Foreign Policy

Foreign Policy
Winter 1998–99

Cuba’s Long-Distance Civil War

 

President Fidel Castro’s triumph in the Cuban Revolution ended a hot local conflict, but it also began a colder long-distance confrontation between Cubans who lost their assets and social positions and those who took them over.

The losers joined forces with the United States, attempting military action before settling on the trade embargo as their weapon of choice. In the early years, the Cuban exile community was too weak to sway the U.S. political process, and U.S. corporate interests and geopolitical concerns took precedence over civil confrontation. But over time, as the exiles became U.S. citizens and learned how to use their new country’s political system, their influence has expanded dramatically. The Cuban American National Foundation (CANF), founded in 1981 by the charismatic Jorge Mas Canosa, has built a strong lobby that has worked to tighten the embargo on Cuba. Together with groups such as the Institute of Democracy in Cuba and former major property holders in Cuba such as the National Association of Sugar Mill Owners of Cuba and the Bacardi rum company, CANF played a major role in drafting punitive legislation such as the 1996 Helms-Burton law. Those individuals who took over farmland, real estate, and productive assets in Cuba needed a political system that would prevent the losers, who were supported by an awesome geopolitical player, from regaining power. In addition to the backing of the Soviet Union, the winners’ weapon of choice was an “internal” embargo that has kept Castro in place but constrained political and economic freedom.

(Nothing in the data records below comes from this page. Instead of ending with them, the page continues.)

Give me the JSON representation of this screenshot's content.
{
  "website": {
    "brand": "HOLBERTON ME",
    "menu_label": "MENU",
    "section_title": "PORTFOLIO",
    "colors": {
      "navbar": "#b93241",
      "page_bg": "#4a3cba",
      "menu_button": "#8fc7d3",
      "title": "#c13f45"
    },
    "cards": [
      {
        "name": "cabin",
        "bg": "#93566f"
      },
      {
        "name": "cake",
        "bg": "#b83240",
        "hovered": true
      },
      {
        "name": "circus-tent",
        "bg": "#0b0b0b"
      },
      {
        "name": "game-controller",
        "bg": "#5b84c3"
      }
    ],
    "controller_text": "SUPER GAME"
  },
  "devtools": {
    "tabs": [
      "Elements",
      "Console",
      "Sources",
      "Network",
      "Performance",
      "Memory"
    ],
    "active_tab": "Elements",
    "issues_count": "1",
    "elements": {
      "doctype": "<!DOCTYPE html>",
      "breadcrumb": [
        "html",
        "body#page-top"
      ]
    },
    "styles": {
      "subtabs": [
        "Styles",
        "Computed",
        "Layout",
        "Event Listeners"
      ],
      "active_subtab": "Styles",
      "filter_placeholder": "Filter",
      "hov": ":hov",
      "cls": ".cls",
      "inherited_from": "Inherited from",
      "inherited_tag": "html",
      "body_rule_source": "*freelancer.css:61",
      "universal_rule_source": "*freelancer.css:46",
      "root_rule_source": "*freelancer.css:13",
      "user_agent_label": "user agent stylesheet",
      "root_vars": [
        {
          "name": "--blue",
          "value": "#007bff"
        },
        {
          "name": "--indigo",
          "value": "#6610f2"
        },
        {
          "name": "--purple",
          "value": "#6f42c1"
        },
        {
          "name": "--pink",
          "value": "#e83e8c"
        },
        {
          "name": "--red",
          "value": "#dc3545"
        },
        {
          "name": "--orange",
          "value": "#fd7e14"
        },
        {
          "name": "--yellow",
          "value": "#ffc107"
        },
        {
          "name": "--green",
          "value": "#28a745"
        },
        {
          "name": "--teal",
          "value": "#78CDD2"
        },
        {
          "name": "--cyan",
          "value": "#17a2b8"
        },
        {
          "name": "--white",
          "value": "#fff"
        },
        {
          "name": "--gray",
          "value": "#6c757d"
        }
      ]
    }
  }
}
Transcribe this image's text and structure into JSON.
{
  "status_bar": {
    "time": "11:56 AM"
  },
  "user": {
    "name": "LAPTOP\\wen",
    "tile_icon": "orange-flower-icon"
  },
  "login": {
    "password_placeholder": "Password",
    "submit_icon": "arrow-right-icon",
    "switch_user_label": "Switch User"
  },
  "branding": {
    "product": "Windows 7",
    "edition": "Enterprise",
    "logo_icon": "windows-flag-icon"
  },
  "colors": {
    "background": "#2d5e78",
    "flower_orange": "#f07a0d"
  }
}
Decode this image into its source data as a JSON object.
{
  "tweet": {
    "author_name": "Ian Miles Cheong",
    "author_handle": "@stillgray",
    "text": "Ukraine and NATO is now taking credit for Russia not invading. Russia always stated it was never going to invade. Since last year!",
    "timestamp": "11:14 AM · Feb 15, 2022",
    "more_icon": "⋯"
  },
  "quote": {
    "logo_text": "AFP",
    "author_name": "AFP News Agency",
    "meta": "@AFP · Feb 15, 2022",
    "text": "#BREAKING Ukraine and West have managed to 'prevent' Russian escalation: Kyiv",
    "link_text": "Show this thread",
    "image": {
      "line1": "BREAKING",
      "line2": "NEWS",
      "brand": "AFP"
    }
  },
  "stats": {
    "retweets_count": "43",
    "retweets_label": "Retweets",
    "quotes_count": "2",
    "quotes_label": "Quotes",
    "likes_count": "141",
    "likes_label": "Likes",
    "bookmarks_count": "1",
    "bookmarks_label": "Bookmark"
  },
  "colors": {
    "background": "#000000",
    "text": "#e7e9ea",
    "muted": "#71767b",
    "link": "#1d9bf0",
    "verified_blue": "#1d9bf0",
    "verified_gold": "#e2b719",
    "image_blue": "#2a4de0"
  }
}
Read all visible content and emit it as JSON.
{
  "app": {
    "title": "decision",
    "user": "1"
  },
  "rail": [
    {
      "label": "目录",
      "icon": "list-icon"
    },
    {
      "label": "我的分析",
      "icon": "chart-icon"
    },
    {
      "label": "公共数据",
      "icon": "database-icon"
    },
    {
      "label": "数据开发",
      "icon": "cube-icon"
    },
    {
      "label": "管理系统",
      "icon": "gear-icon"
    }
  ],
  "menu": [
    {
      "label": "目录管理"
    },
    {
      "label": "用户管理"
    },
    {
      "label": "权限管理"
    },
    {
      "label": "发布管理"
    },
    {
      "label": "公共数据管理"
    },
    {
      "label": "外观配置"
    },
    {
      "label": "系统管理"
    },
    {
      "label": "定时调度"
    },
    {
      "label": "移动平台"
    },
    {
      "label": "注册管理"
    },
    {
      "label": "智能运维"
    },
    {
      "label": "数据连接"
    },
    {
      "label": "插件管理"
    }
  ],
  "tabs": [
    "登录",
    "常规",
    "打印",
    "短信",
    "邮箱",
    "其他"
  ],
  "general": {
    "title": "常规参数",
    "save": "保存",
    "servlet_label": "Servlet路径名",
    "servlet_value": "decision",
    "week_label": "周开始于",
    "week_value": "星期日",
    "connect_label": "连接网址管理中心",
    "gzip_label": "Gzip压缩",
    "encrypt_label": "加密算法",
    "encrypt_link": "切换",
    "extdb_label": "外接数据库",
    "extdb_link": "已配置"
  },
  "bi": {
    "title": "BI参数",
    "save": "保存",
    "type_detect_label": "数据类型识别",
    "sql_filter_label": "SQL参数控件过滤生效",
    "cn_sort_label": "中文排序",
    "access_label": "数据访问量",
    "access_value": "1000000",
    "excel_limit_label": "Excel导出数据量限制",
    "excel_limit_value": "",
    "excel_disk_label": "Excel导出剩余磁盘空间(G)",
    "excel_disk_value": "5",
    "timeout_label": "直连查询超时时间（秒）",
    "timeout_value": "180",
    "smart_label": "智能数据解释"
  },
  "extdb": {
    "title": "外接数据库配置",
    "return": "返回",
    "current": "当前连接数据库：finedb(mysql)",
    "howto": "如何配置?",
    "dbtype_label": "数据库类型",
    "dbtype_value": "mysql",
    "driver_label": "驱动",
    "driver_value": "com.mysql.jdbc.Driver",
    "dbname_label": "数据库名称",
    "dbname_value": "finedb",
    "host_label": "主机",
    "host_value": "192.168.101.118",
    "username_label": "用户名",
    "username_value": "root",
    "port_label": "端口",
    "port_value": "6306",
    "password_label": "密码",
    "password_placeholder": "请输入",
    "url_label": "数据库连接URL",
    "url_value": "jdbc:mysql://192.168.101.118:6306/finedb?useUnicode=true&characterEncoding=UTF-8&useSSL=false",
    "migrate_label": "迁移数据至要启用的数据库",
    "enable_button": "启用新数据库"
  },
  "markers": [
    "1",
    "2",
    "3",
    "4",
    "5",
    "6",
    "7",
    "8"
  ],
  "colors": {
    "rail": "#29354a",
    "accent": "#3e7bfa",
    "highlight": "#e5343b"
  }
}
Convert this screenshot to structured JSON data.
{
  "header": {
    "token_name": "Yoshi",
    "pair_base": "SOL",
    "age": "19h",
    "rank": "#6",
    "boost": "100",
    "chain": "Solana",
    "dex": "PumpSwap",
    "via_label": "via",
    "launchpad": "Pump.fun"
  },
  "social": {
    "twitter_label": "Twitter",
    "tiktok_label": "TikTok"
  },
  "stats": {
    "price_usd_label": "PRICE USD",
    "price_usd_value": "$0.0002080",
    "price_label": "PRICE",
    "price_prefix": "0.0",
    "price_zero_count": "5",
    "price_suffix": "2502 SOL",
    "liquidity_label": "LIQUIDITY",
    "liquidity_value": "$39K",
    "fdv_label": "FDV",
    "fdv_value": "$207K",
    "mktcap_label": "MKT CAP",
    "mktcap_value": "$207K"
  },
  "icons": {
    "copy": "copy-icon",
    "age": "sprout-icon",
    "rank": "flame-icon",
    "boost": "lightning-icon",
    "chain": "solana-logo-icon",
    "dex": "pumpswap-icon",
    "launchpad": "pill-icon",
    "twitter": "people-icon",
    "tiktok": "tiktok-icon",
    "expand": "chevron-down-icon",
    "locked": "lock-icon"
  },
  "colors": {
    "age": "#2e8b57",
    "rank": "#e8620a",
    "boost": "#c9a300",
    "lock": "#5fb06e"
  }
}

Today, the Cuban government still sees private ownership, freedom of the press, the multiparty system, and even the growing number of self-employed Cubans as vehicles that will allow wealthy enemies in Florida to regain economic power and buy electoral support.

As with many wars, chief among the casualties have been ordinary civilians. Sanctions have retarded Cuba’s development and hurt families. Harsh efforts by Cuban authorities to keep their external enemies at bay have ruined lives and deterred Cuba from putting its resources to better use. On the eve of the revolution, Cuba enjoyed one of the highest standards of living in Latin America, ranking first in the per capita availability of telephones, newspapers, and private automobiles; second in per capita income (after Venezuela); and third in average food intake (after Argentina and Uruguay). It now lags behind most of the region in all these areas.

The long-distance civil war is not over, but its intensity seems to be diminishing. Disillusioned by the failure of the U.S. embargo to remove Castro from power, the American foreign-policy and business establishments increasingly advocate a more open U.S. policy toward Cuba-witness the proposal made in October 1998 by a group of Republican and Democratic senators, with the endorsement of three former secretaries of state, to initiate the first comprehensive review of U.S. policy on Cuba since 1959. Demographic changes within the Cuban exile community are tipping the balance of power away from those who seek to regain their properties toward more recent arrivals who have closer ties to their families in Cuba. Finally, in Cuba itself, a taste of capitalism and freedom has created a constituency for further liberalization.